Biggest pro: Broadly agreeable and hard to attack.
Biggest con: Low profile.
The senator from West Virginia, who recently became an independent and is retiring from the Senate after the 2024 election, is considering rejoining the Democratic Party and running, The Washington Post reported late Sunday.
It’s difficult to see how Democrats would go with a pretty conservative Democrat — someone who, after all, saw fit to leave the party just two months ago. But perhaps there’s an argument to be made that nobody could have more crossover appeal. And Manchin has plenty of executive experience as a former governor.

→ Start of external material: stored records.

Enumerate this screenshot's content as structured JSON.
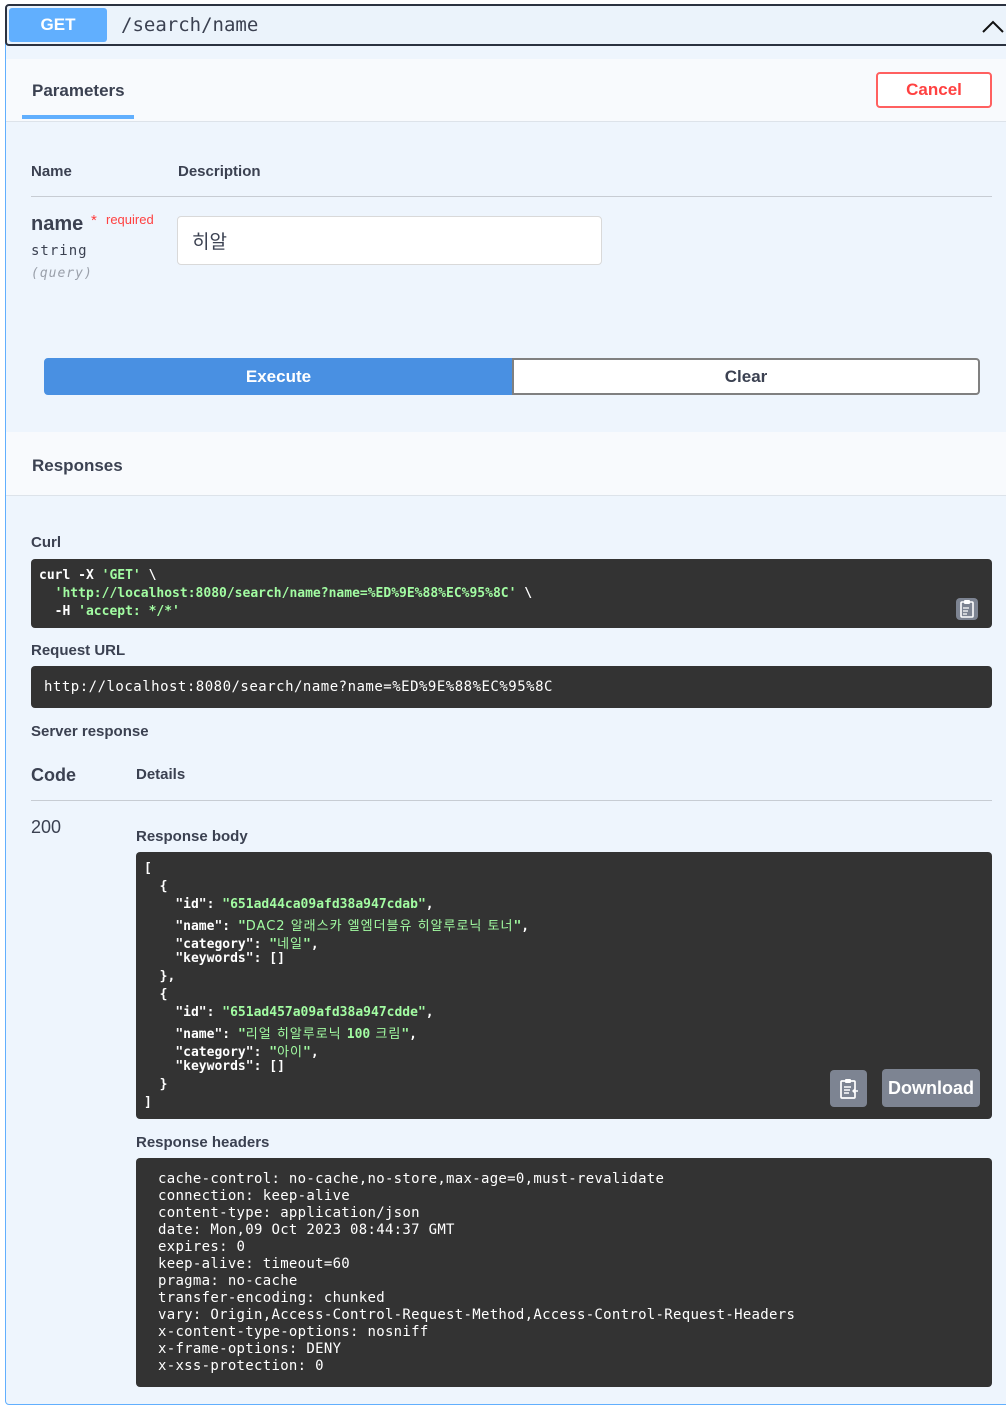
{
  "endpoint": {
    "method": "GET",
    "path": "/search/name"
  },
  "parameters_section": {
    "tab_label": "Parameters",
    "cancel_label": "Cancel"
  },
  "param_table": {
    "col_name": "Name",
    "col_description": "Description",
    "param": {
      "name": "name",
      "required_marker": "*",
      "required_label": "required",
      "type": "string",
      "location": "(query)",
      "value": "히알"
    }
  },
  "actions": {
    "execute_label": "Execute",
    "clear_label": "Clear"
  },
  "responses": {
    "title": "Responses",
    "curl_label": "Curl",
    "curl_lines": [
      {
        "plain": "curl -X ",
        "str": "'GET'",
        "tail": " \\"
      },
      {
        "plain": "  ",
        "str": "'http://localhost:8080/search/name?name=%ED%9E%88%EC%95%8C'",
        "tail": " \\"
      },
      {
        "plain": "  -H ",
        "str": "'accept: */*'",
        "tail": ""
      }
    ],
    "request_url_label": "Request URL",
    "request_url": "http://localhost:8080/search/name?name=%ED%9E%88%EC%95%8C",
    "server_response_label": "Server response",
    "code_header": "Code",
    "details_header": "Details",
    "status_code": "200",
    "body_label": "Response body",
    "items": [
      {
        "id": "651ad44ca09afd38a947cdab",
        "name": "DAC2 알래스카 엘엠더블유 히알루로닉 토너",
        "category": "네일",
        "keywords": "[]"
      },
      {
        "id": "651ad457a09afd38a947cdde",
        "name_pre": "리얼 히알루로닉 ",
        "name_num": "100",
        "name_post": " 크림",
        "category": "아이",
        "keywords": "[]"
      }
    ],
    "download_label": "Download",
    "headers_label": "Response headers",
    "headers": [
      "cache-control: no-cache,no-store,max-age=0,must-revalidate",
      "connection: keep-alive",
      "content-type: application/json",
      "date: Mon,09 Oct 2023 08:44:37 GMT",
      "expires: 0",
      "keep-alive: timeout=60",
      "pragma: no-cache",
      "transfer-encoding: chunked",
      "vary: Origin,Access-Control-Request-Method,Access-Control-Request-Headers",
      "x-content-type-options: nosniff",
      "x-frame-options: DENY",
      "x-xss-protection: 0"
    ]
  },
  "colors": {
    "accent": "#61affe",
    "execute": "#4990e2",
    "cancel": "#ff4141",
    "code_bg": "#333333",
    "string_green": "#a2fca2"
  }
}
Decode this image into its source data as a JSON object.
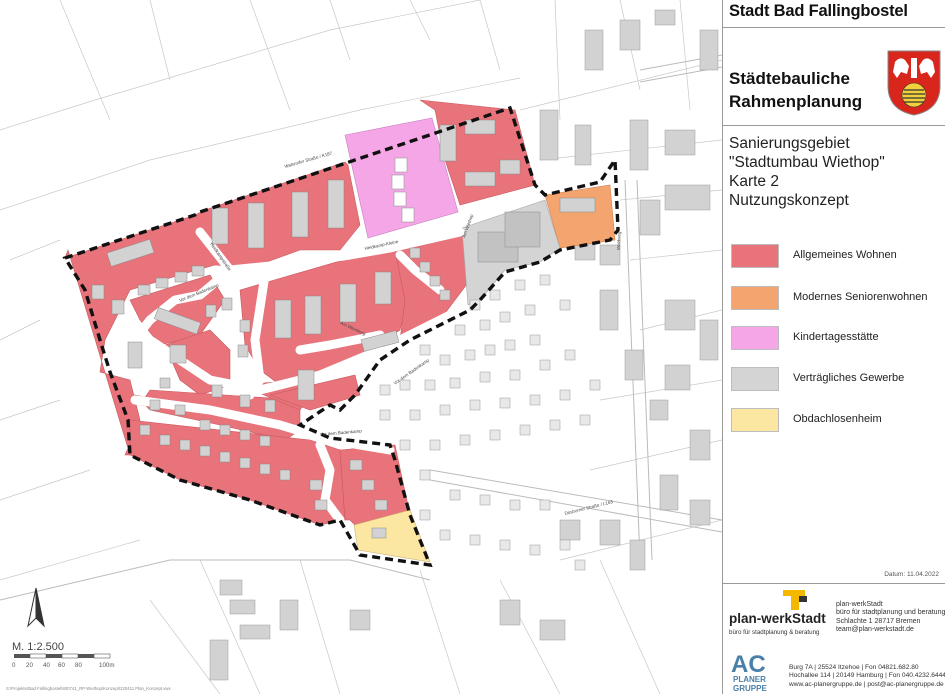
{
  "header": {
    "city": "Stadt Bad Fallingbostel",
    "plan_title_line1": "Städtebauliche",
    "plan_title_line2": "Rahmenplanung"
  },
  "map_info": {
    "line1": "Sanierungsgebiet",
    "line2": "\"Stadtumbau Wiethop\"",
    "line3": "Karte 2",
    "line4": "Nutzungskonzept"
  },
  "legend": [
    {
      "label": "Allgemeines Wohnen",
      "color": "#e8737a"
    },
    {
      "label": "Modernes Seniorenwohnen",
      "color": "#f4a46e"
    },
    {
      "label": "Kindertagesstätte",
      "color": "#f4a6e6"
    },
    {
      "label": "Verträgliches Gewerbe",
      "color": "#d4d4d4"
    },
    {
      "label": "Obdachlosenheim",
      "color": "#fbe7a1"
    }
  ],
  "date": "Datum: 11.04.2022",
  "planwerkstadt": {
    "logo_text": "plan-werkStadt",
    "logo_sub": "büro für stadtplanung & beratung",
    "info_line1": "plan-werkStadt",
    "info_line2": "büro für stadtplanung und beratung",
    "info_line3": "Schlachte 1     28717 Bremen",
    "info_line4": "team@plan-werkstadt.de"
  },
  "acplaner": {
    "logo_text": "AC",
    "logo_sub1": "PLANER",
    "logo_sub2": "GRUPPE",
    "info_line1": "Burg 7A | 25524 Itzehoe | Fon 04821.682.80",
    "info_line2": "Hochallee 114 | 20149 Hamburg | Fon 040.4232.6444",
    "info_line3": "www.ac-planergruppe.de | post@ac-planergruppe.de"
  },
  "scale": {
    "label": "M. 1:2.500",
    "ticks": [
      "0",
      "20",
      "40",
      "60",
      "80",
      "100m"
    ]
  },
  "file_path": "S:\\Projekte\\Bad Fallingbostel\\800741_RP Wiethop\\Konzept\\220411 Plan_Konzept.vwx",
  "street_labels": {
    "walsroder": "Walsroder Straße / K187",
    "heidkampstrasse": "Heidkampstraße",
    "vor_dem_badenkamp": "Vor dem Badenkamp",
    "dusterner": "Düshorner Straße / L163",
    "am_weinberg": "Am Weinberg",
    "am_wiethop": "Am Wiethop",
    "kleine_wiese": "Heidkamp-Kleine",
    "waldweg": "Waldweg"
  },
  "colors": {
    "residential": "#e8737a",
    "senior": "#f4a46e",
    "kita": "#f4a6e6",
    "commercial": "#d4d4d4",
    "shelter": "#fbe7a1",
    "building": "#d2d2d2",
    "road": "#ffffff",
    "boundary": "#111111"
  }
}
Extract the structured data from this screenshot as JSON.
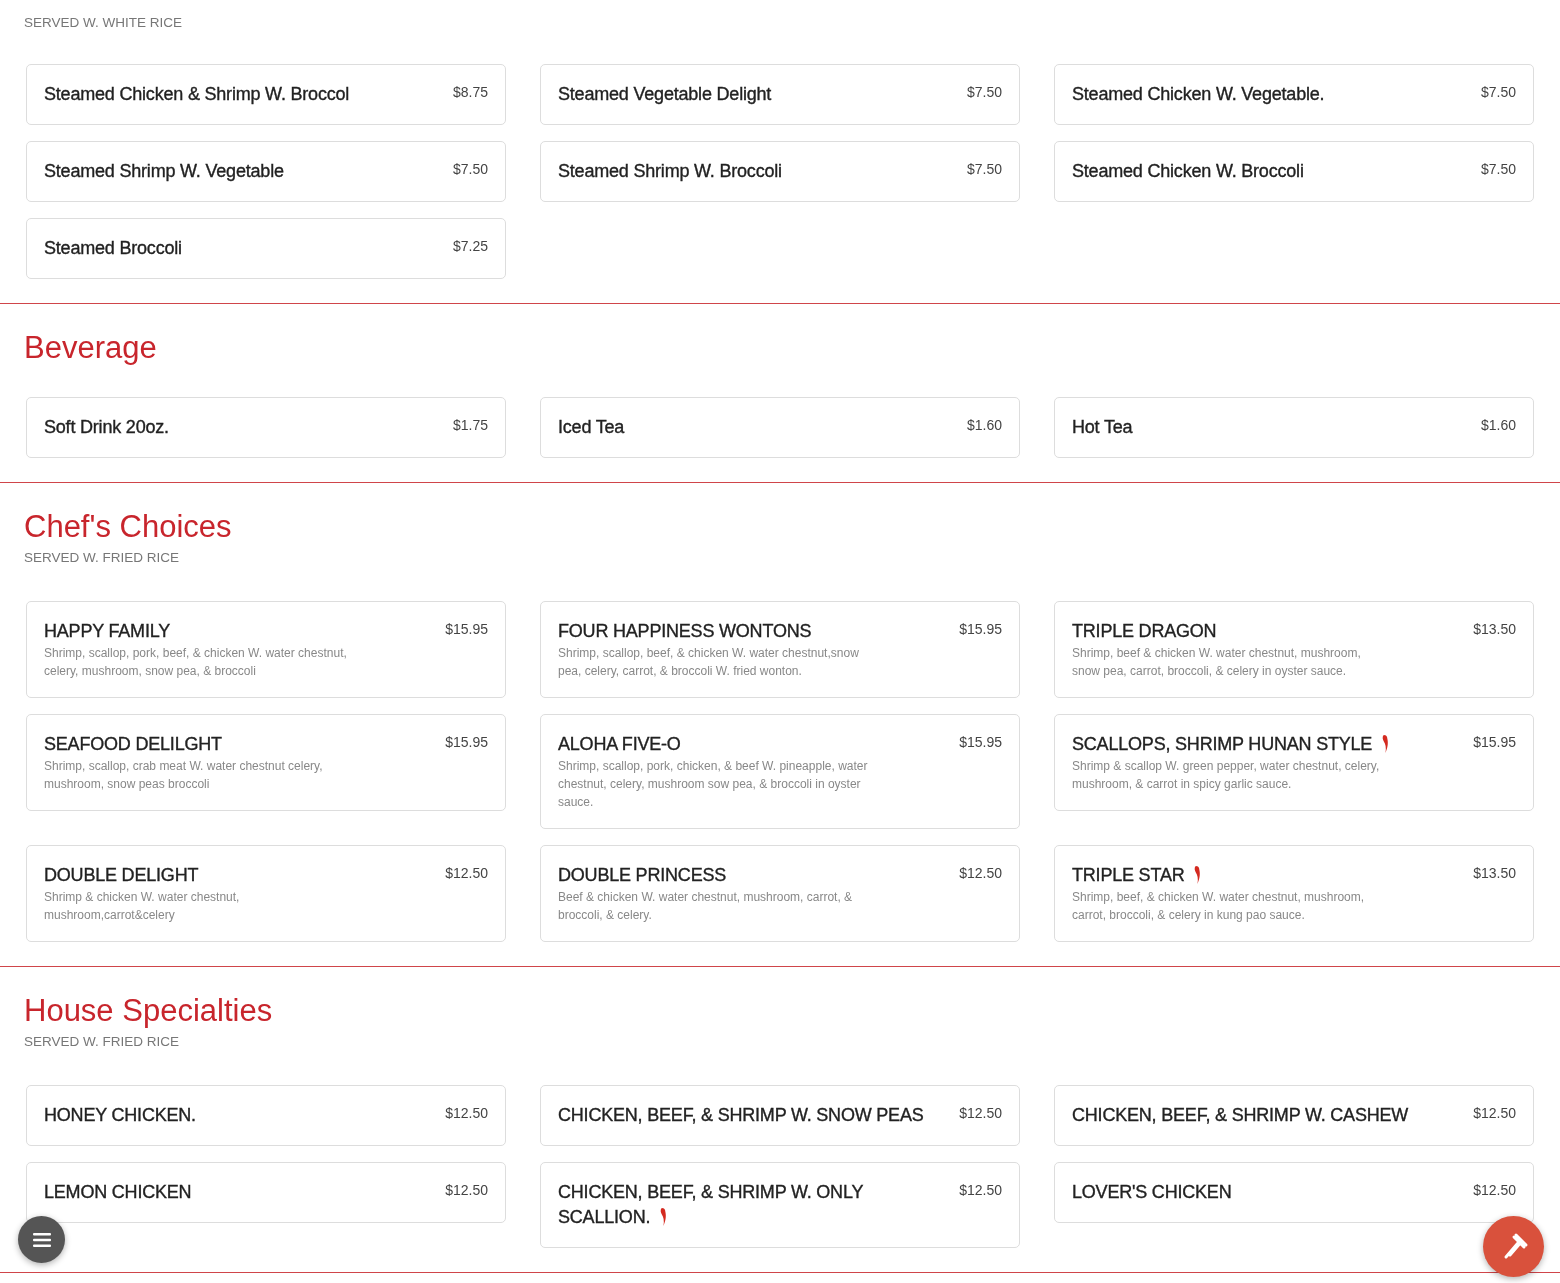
{
  "sections": [
    {
      "subtitle": "SERVED W. WHITE RICE",
      "items": [
        {
          "name": "Steamed Chicken & Shrimp W. Broccol",
          "price": "$8.75",
          "spicy": false
        },
        {
          "name": "Steamed Vegetable Delight",
          "price": "$7.50",
          "spicy": false
        },
        {
          "name": "Steamed Chicken W. Vegetable.",
          "price": "$7.50",
          "spicy": false
        },
        {
          "name": "Steamed Shrimp W. Vegetable",
          "price": "$7.50",
          "spicy": false
        },
        {
          "name": "Steamed Shrimp W. Broccoli",
          "price": "$7.50",
          "spicy": false
        },
        {
          "name": "Steamed Chicken W. Broccoli",
          "price": "$7.50",
          "spicy": false
        },
        {
          "name": "Steamed Broccoli",
          "price": "$7.25",
          "spicy": false
        }
      ]
    },
    {
      "title": "Beverage",
      "items": [
        {
          "name": "Soft Drink 20oz.",
          "price": "$1.75",
          "spicy": false
        },
        {
          "name": "Iced Tea",
          "price": "$1.60",
          "spicy": false
        },
        {
          "name": "Hot Tea",
          "price": "$1.60",
          "spicy": false
        }
      ]
    },
    {
      "title": "Chef's Choices",
      "subtitle": "SERVED W. FRIED RICE",
      "items": [
        {
          "name": "HAPPY FAMILY",
          "price": "$15.95",
          "spicy": false,
          "description": "Shrimp, scallop, pork, beef, & chicken W. water chestnut, celery, mushroom, snow pea, & broccoli"
        },
        {
          "name": "FOUR HAPPINESS WONTONS",
          "price": "$15.95",
          "spicy": false,
          "description": "Shrimp, scallop, beef, & chicken W. water chestnut,snow pea, celery, carrot, & broccoli W. fried wonton."
        },
        {
          "name": "TRIPLE DRAGON",
          "price": "$13.50",
          "spicy": false,
          "description": "Shrimp, beef & chicken W. water chestnut, mushroom, snow pea, carrot, broccoli, & celery in oyster sauce."
        },
        {
          "name": "SEAFOOD DELILGHT",
          "price": "$15.95",
          "spicy": false,
          "description": "Shrimp, scallop, crab meat W. water chestnut celery, mushroom, snow peas broccoli"
        },
        {
          "name": "ALOHA FIVE-O",
          "price": "$15.95",
          "spicy": false,
          "description": "Shrimp, scallop, pork, chicken, & beef W. pineapple, water chestnut, celery, mushroom sow pea, & broccoli in oyster sauce."
        },
        {
          "name": "SCALLOPS, SHRIMP HUNAN STYLE",
          "price": "$15.95",
          "spicy": true,
          "description": "Shrimp & scallop W. green pepper, water chestnut, celery, mushroom, & carrot in spicy garlic sauce."
        },
        {
          "name": "DOUBLE DELIGHT",
          "price": "$12.50",
          "spicy": false,
          "description": "Shrimp & chicken W. water chestnut, mushroom,carrot&celery"
        },
        {
          "name": "DOUBLE PRINCESS",
          "price": "$12.50",
          "spicy": false,
          "description": "Beef & chicken W. water chestnut, mushroom, carrot, & broccoli, & celery."
        },
        {
          "name": "TRIPLE STAR",
          "price": "$13.50",
          "spicy": true,
          "description": "Shrimp, beef, & chicken W. water chestnut, mushroom, carrot, broccoli, & celery in kung pao sauce."
        }
      ]
    },
    {
      "title": "House Specialties",
      "subtitle": "SERVED W. FRIED RICE",
      "items": [
        {
          "name": "HONEY CHICKEN.",
          "price": "$12.50",
          "spicy": false
        },
        {
          "name": "CHICKEN, BEEF, & SHRIMP W. SNOW PEAS",
          "price": "$12.50",
          "spicy": false
        },
        {
          "name": "CHICKEN, BEEF, & SHRIMP W. CASHEW",
          "price": "$12.50",
          "spicy": false
        },
        {
          "name": "LEMON CHICKEN",
          "price": "$12.50",
          "spicy": false
        },
        {
          "name": "CHICKEN, BEEF, & SHRIMP W. ONLY SCALLION.",
          "price": "$12.50",
          "spicy": true
        },
        {
          "name": "LOVER'S CHICKEN",
          "price": "$12.50",
          "spicy": false
        }
      ]
    }
  ]
}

It would be pretty shocking, though, and you could be forgiven for thinking Manchin is trying to make a point about not having a coronation.
Biggest pro: He apparently might actually run — the only person on this list who has indicated as much.
Biggest con: He’s out of step politically with the vast majority of Democrats.
Other possibilities: If this process is swung open somehow, you could see other names pop up. Among them would be North Carolina Gov. Roy Cooper, Maryland Gov. Wes Moore, Commerce Secretary Gina Raimondo, Minnesota Gov. Tim Walz and Sen. Raphael G. Warnock (Ga.). (Warnock, though, has a major problem in that a Senate vacancy in Georgia would be filled by Republican Gov. Brian Kemp, and the battle for control of the Senate could be very tight.) Then there is Michelle Obama — the fantasy option for Democrats. The odds of her actually stepping forward appear minuscule. But Obama is the most popular recent former first lady in the United States, according to a late-2023 YouGov poll. And unlike other Biden alternatives that have been polled head-to-head with Trump, she actually performs significantly better.